Two caveats on ZVols: NFS mounting and sharing

  1. Do NFS serving from one VM: You cannot nfs mount a zvol partition via the truenas GUI. While this is technically easy to do from the bash command line, it requires the volmode of the ZVol to be set to full which is not supported and will cause problems (as I found out). Instead always use a VM to mount a Zvol partition and NFS serve from the ZVol. You cannot use the NFS sharing in the truenas GUI for ZVols since TrueNAS never wants to look inside the ZVol (even though it technically can).

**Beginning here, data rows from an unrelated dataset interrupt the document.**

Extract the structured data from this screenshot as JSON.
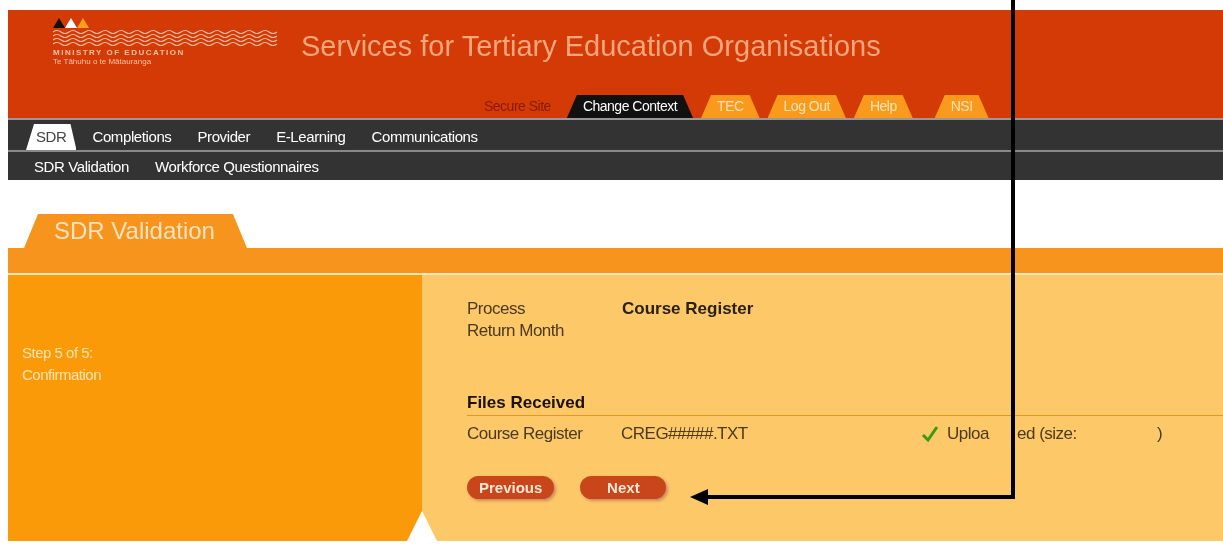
{
  "header": {
    "logo": {
      "name": "MINISTRY OF EDUCATION",
      "tagline": "Te Tāhuhu o te Mātauranga"
    },
    "title": "Services for Tertiary Education Organisations"
  },
  "site_tabs": [
    {
      "label": "Secure Site",
      "kind": "label"
    },
    {
      "label": "Change Context",
      "kind": "tab",
      "selected": true
    },
    {
      "label": "TEC",
      "kind": "tab",
      "selected": false
    },
    {
      "label": "Log Out",
      "kind": "tab",
      "selected": false
    },
    {
      "label": "Help",
      "kind": "tab",
      "selected": false
    },
    {
      "label": "NSI",
      "kind": "tab",
      "selected": false
    }
  ],
  "main_nav": [
    {
      "label": "SDR",
      "selected": true
    },
    {
      "label": "Completions",
      "selected": false
    },
    {
      "label": "Provider",
      "selected": false
    },
    {
      "label": "E-Learning",
      "selected": false
    },
    {
      "label": "Communications",
      "selected": false
    }
  ],
  "sub_nav": [
    "SDR Validation",
    "Workforce Questionnaires"
  ],
  "page_tab": "SDR Validation",
  "step": {
    "line1": "Step 5 of 5:",
    "line2": "Confirmation"
  },
  "details": [
    {
      "label": "Process",
      "value": "Course Register"
    },
    {
      "label": "Return Month"
    }
  ],
  "files": {
    "heading": "Files Received",
    "rows": [
      {
        "name": "Course Register",
        "file": "CREG#####.TXT",
        "status_start": "Uploa",
        "status": "ed (size:",
        "status_end": ")",
        "uploaded": true
      }
    ]
  },
  "buttons": [
    "Previous",
    "Next"
  ]
}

  2. Never mount the same ZVol on >1 VM at any given time (even though you can) unless you are running software that is designed to do this (e.g., they write on different partitions of the same ZVol so they aren’t stepping on each other). Never share Zvols if more than one VM can mount the ZVol at any time. You can configure your VM to have these mount points and TrueNAS will allow you to run multiple VMs connected to the same Zvol (which it should so that is good), but it’s a really bad idea, even only one of them mounts it rw. The readers can totally get confused because the readers always assume they have exclusive access to the partition. So when you do this you should have a good reason like VM #1 is mounting p1 and the other VM is mounting p2 of the same ZVol, and none of them is trying to repartition the ZVol.

Did I miss anything else that is big? I think those were the two key lessons for me as I explored the world of ZVols.